5 Points on Selling Ambulatory Surgery Centers
In a session titled "Selling Your ASC; What Price Can You Expect; What Are The Deal Terms?" at the 10th Annual Orthopedic, Spine and Pain Management-Driven ASC Conference in Chicago, Blayne Rush, president of Ambulatory Alliances, Thomas Chirillo, partner at Chirillo Consulting, and Matt Searles, managing director of Merritt Healthcare, discussed strategies for selling ambulatory surgery centers. Scott Becker, JD, CPA, partner at McGuireWoods, moderated the session.
1. Surgery centers encounter transition issues with younger generations of physicians. Mr. Chirillo said he often sees transition conflicts in surgery centers, in which a group of founding physicians who are closer to retirement are transferring responsibilities to a group of younger surgeons. Taking on a corporate partner is an effective way to facilitate that transition, he said. "Most of the surgeons out there have a practice and ownership in the surgery center, and they should look for a corporate partner to come in and monetize some of the value they've created," Mr. Chirillo said. "There are driving forces that are specific to the needs of that center and its market. Taking on a partner brings stronger management and financial, legal [and] other resources to the center so that it can take that next step in growth."
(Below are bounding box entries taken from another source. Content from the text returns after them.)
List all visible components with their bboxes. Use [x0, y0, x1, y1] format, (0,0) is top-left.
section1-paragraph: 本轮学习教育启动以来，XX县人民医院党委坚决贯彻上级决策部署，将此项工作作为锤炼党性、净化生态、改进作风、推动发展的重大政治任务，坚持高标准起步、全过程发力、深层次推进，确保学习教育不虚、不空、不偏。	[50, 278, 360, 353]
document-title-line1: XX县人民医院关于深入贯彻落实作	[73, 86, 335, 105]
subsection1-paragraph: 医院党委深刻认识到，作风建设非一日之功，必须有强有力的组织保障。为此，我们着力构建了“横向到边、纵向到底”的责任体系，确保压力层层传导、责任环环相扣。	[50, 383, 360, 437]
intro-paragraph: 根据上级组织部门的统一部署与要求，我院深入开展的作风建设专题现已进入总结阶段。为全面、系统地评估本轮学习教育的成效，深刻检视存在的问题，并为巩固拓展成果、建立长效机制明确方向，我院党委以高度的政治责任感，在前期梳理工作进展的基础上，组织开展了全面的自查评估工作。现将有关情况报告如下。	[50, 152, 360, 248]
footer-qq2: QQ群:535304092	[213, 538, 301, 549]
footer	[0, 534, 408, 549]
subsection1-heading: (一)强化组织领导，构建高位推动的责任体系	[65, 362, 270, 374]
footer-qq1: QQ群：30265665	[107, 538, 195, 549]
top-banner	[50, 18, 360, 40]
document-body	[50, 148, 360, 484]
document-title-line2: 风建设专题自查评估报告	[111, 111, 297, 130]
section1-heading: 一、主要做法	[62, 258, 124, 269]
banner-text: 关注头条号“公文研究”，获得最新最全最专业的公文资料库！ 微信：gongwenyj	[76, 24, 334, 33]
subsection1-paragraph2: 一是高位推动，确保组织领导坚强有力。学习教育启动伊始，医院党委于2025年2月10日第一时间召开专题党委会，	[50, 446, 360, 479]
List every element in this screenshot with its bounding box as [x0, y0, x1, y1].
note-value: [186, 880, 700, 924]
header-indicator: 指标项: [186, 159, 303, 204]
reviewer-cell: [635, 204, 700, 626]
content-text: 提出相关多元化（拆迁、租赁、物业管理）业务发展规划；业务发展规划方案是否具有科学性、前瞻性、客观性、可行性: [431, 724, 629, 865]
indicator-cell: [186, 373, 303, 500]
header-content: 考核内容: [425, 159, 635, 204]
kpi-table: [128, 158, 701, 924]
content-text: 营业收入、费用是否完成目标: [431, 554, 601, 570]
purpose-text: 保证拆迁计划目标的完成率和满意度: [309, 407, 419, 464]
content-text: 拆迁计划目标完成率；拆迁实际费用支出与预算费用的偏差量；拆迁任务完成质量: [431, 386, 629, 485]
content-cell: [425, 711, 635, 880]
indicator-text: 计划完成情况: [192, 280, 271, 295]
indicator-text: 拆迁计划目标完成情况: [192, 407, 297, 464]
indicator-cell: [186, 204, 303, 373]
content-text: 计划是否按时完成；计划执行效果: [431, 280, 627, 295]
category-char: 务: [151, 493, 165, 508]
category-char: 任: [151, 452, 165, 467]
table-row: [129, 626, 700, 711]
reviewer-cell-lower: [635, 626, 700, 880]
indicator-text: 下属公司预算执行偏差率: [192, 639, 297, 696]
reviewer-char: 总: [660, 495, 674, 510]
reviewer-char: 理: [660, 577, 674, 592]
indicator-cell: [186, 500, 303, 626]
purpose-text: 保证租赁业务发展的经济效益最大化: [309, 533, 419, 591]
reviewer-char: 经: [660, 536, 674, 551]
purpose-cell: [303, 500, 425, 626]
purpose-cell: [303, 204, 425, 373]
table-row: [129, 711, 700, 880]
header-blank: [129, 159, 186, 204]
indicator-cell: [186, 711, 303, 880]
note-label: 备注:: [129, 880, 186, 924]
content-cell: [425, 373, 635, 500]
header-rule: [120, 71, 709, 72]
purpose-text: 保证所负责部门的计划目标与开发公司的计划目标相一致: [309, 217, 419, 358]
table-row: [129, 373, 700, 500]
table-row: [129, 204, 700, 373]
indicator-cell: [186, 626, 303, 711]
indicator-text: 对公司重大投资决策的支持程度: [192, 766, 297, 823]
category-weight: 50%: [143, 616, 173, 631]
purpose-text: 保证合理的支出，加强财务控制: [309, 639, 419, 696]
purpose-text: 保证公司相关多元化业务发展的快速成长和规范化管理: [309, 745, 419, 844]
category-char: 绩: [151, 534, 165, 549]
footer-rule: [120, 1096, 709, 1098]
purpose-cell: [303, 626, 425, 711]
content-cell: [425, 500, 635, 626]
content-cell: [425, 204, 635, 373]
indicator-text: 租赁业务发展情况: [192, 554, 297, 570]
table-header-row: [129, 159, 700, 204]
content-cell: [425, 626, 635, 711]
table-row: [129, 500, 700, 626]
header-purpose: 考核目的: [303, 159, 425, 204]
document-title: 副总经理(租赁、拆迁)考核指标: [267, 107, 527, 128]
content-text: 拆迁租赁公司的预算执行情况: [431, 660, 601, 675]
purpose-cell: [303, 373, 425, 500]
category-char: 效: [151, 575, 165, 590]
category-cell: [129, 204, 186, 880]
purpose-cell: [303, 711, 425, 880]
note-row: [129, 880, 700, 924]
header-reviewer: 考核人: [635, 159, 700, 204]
2. Centers more often sell to management companies than hospitals. Mr. Searles said he has seen more surgery centers seeking management company buyers than hospital buyers. "In my world, it's been 80 percent management companies and 20 percent hospitals," he said. Mr. Rush added that he has seen a similar balance, with approximately 30 percent of surgery centers seeking hospital buyers. They added that management companies are familiar with the buying process and are able to move more quickly to sign contracts, whereas hospitals take longer because they lack the expertise and may only encounter similar transactions every several years.
3. A surgery center should fall within a certain net income bracket to be appealing to buyers. In order to become attractive to national buyers, a surgery center should have a net income of between $1 million and $1.5 million, said Mr. Rush. "Sustainable earnings are important," he said. "That's when you start to see potential for higher-level pricing of the surgery center."
4. The market is going up. According to Mr. Chirillo, there are now more buyers and a more competitive market in which to sell ambulatory surgery centers, and fewer attractive surgery centers are available. "If you, as a seller, can demonstrate to the buyer that the center will profit with their expertise or implementation of growth initiatives, and that they can take the center to that next step in growth, then buyers will get excited," he said.
5. Surgery centers should add cases to increase multiples. Adding cases and earning additional revenue before going to market can significantly benefit the center's multiple, said Mr. Rush. "One of the biggest things that we'll do [at Ambulatory Alliances] is go in and help surgery centers recruit the last remaining few cases," he said. "You let those cases season, then go to market. It adds a substantial amount of profit to the bottom line, and you can get double-digit multiples."